Finkel in the June issue of Cosmos says that of the $23 billion expected to be raised via carbon permits in the first two years in Australia, ”every dollar will be returned in handouts, with not a cent allocated to technology research or investment in building infrastructure capacity”.

“Cunning traders” will exploit the scheme’s complexity as they did with the complexity of mortgages and derivatives created over the past 10 years, wreaking havoc on the global financial system.

Finkel says: “Do we really need to create a whole new market employing hundreds of highly paid lawyers, traders, brokers, analysts, bookkeepers and others just to buy and sell permits – or hoard, speculate or profiteer from them?”

A carbon tax can raise money “simply and fairly” because governments already have agencies that collect taxes efficiently. “No matter how small the price impact, it would stimulate more behavioural change than if there were no price increase at all.

“At a modest $10 per tonne, the annual revenue in Australia would be $6 billion.
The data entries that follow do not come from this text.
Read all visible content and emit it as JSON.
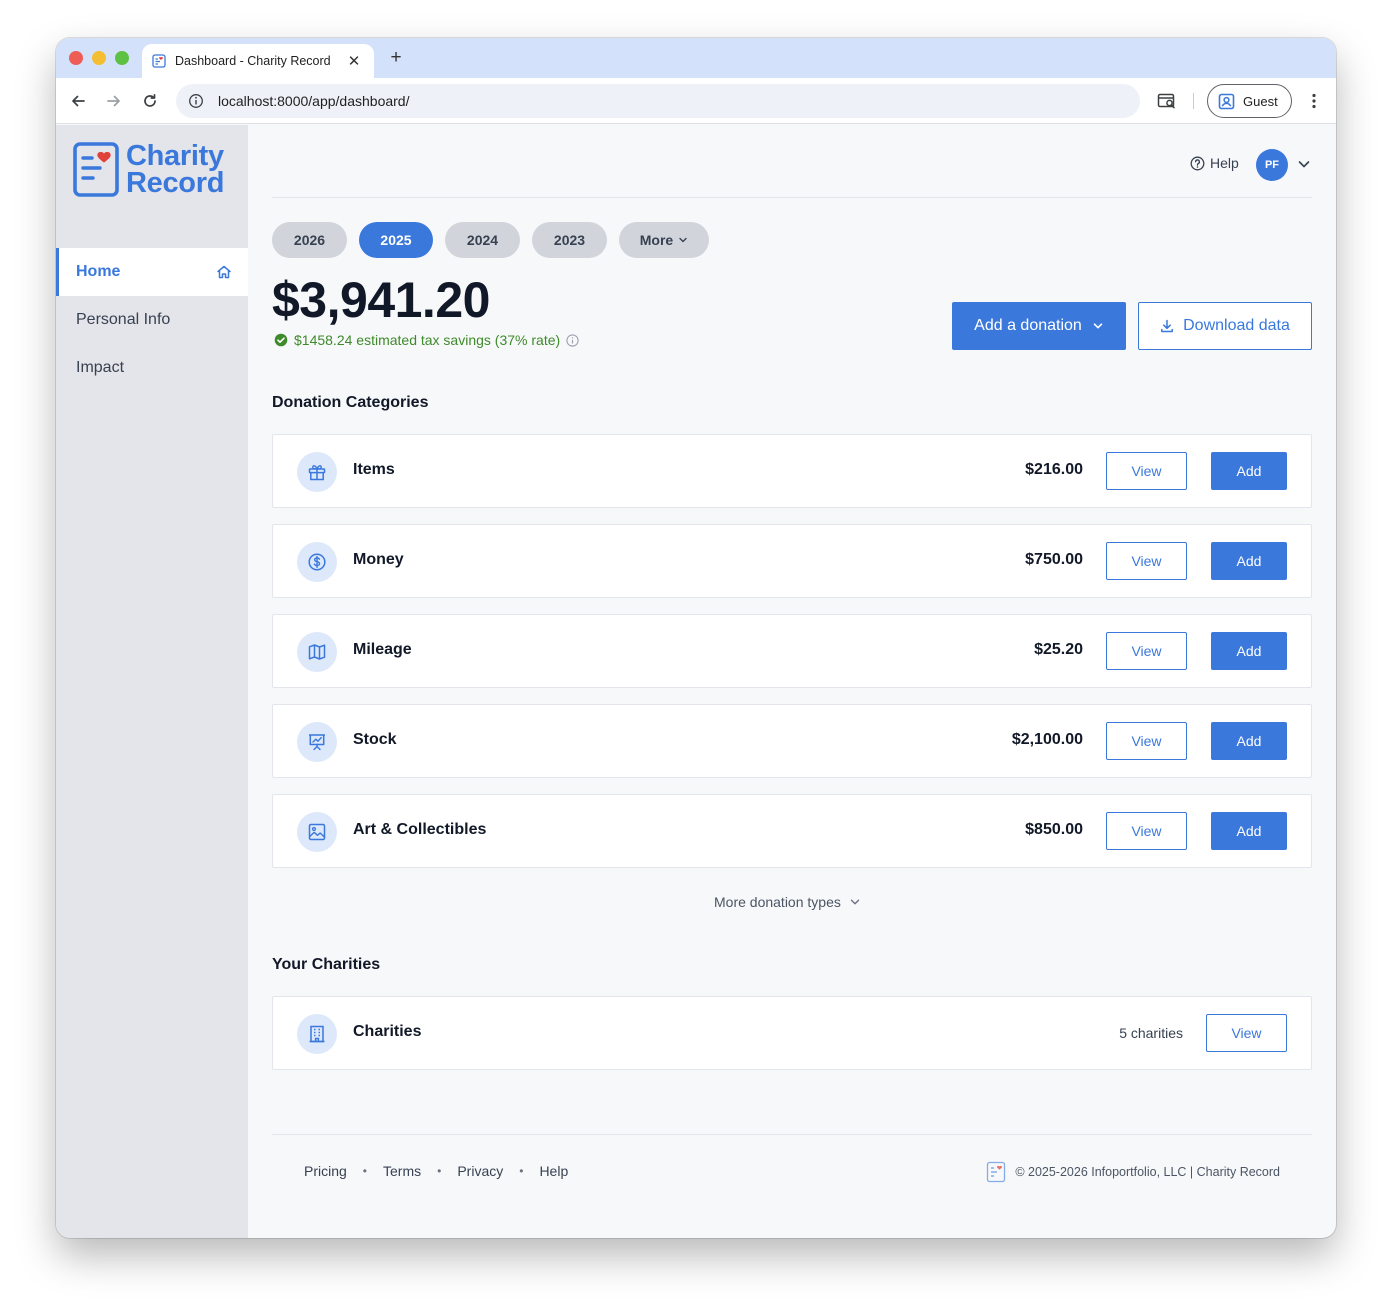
{
  "browser": {
    "tab_title": "Dashboard - Charity Record",
    "url": "localhost:8000/app/dashboard/",
    "profile_label": "Guest"
  },
  "sidebar": {
    "logo_line1": "Charity",
    "logo_line2": "Record",
    "items": [
      {
        "label": "Home",
        "active": true
      },
      {
        "label": "Personal Info",
        "active": false
      },
      {
        "label": "Impact",
        "active": false
      }
    ]
  },
  "header": {
    "help_label": "Help",
    "avatar_initials": "PF"
  },
  "years": [
    {
      "label": "2026",
      "active": false
    },
    {
      "label": "2025",
      "active": true
    },
    {
      "label": "2024",
      "active": false
    },
    {
      "label": "2023",
      "active": false
    },
    {
      "label": "More",
      "active": false
    }
  ],
  "summary": {
    "total": "$3,941.20",
    "tax_savings": "$1458.24 estimated tax savings (37% rate)"
  },
  "actions": {
    "add_donation": "Add a donation",
    "download_data": "Download data"
  },
  "categories": {
    "title": "Donation Categories",
    "view_label": "View",
    "add_label": "Add",
    "items": [
      {
        "name": "Items",
        "amount": "$216.00",
        "icon": "gift-icon"
      },
      {
        "name": "Money",
        "amount": "$750.00",
        "icon": "dollar-circle-icon"
      },
      {
        "name": "Mileage",
        "amount": "$25.20",
        "icon": "map-icon"
      },
      {
        "name": "Stock",
        "amount": "$2,100.00",
        "icon": "chart-presentation-icon"
      },
      {
        "name": "Art & Collectibles",
        "amount": "$850.00",
        "icon": "image-icon"
      }
    ],
    "more_label": "More donation types"
  },
  "charities": {
    "title": "Your Charities",
    "name": "Charities",
    "count": "5 charities",
    "view_label": "View"
  },
  "footer": {
    "links": [
      "Pricing",
      "Terms",
      "Privacy",
      "Help"
    ],
    "copyright": "© 2025-2026 Infoportfolio, LLC | Charity Record"
  },
  "colors": {
    "accent": "#3a78dc",
    "success": "#3f8a2b",
    "sidebar_bg": "#e4e5ea"
  }
}
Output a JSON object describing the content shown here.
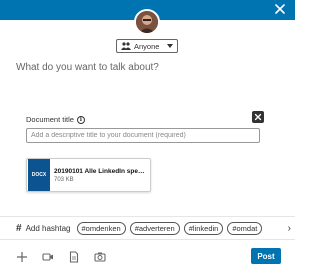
{
  "audience": {
    "label": "Anyone"
  },
  "composer": {
    "prompt": "What do you want to talk about?"
  },
  "document": {
    "title_label": "Document title",
    "title_placeholder": "Add a descriptive title to your document (required)",
    "thumb_label": "DOCX",
    "file_name": "20190101 Alle LinkedIn speci…",
    "file_size": "703 KB"
  },
  "hashtags": {
    "add_label": "Add hashtag",
    "tags": [
      "#omdenken",
      "#adverteren",
      "#linkedin",
      "#omdat"
    ]
  },
  "footer": {
    "post_label": "Post"
  },
  "colors": {
    "brand": "#0073b1",
    "docx": "#0c5391"
  }
}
This would help pay for measures such as phasing out coal-fired electricity – replacing it with lower emissions sources such as gas-fired power, or near-zero emission options such as wind, solar and nuclear.

“It could pay for research into new technologies to improve energy efficiency and behavioural change, and mitigate the coming impacts of climate change”.

But the merchant baker has a different way of using a carbon tax.

“We could ‘do something’ about reducing Australia’s greenhouse gas emissions by taxing them fairly heavily, encouraging pass-through of the costs to consumers and using the tax proceeds to compensate consumers by cutting income taxes and raising social benefits, with the net effect being revenue neutral", he says.

”This would increase the costs of energy, transport and other CO2 intensive goods and services enough to stimulate and accelerate research, development and introduction of non-polluting alternatives (by the private sector).

“It would give consumers the ability to pay the new higher prices and would reward everyone who, in the past or future, did or does something to lower their greenhouse gas emissions."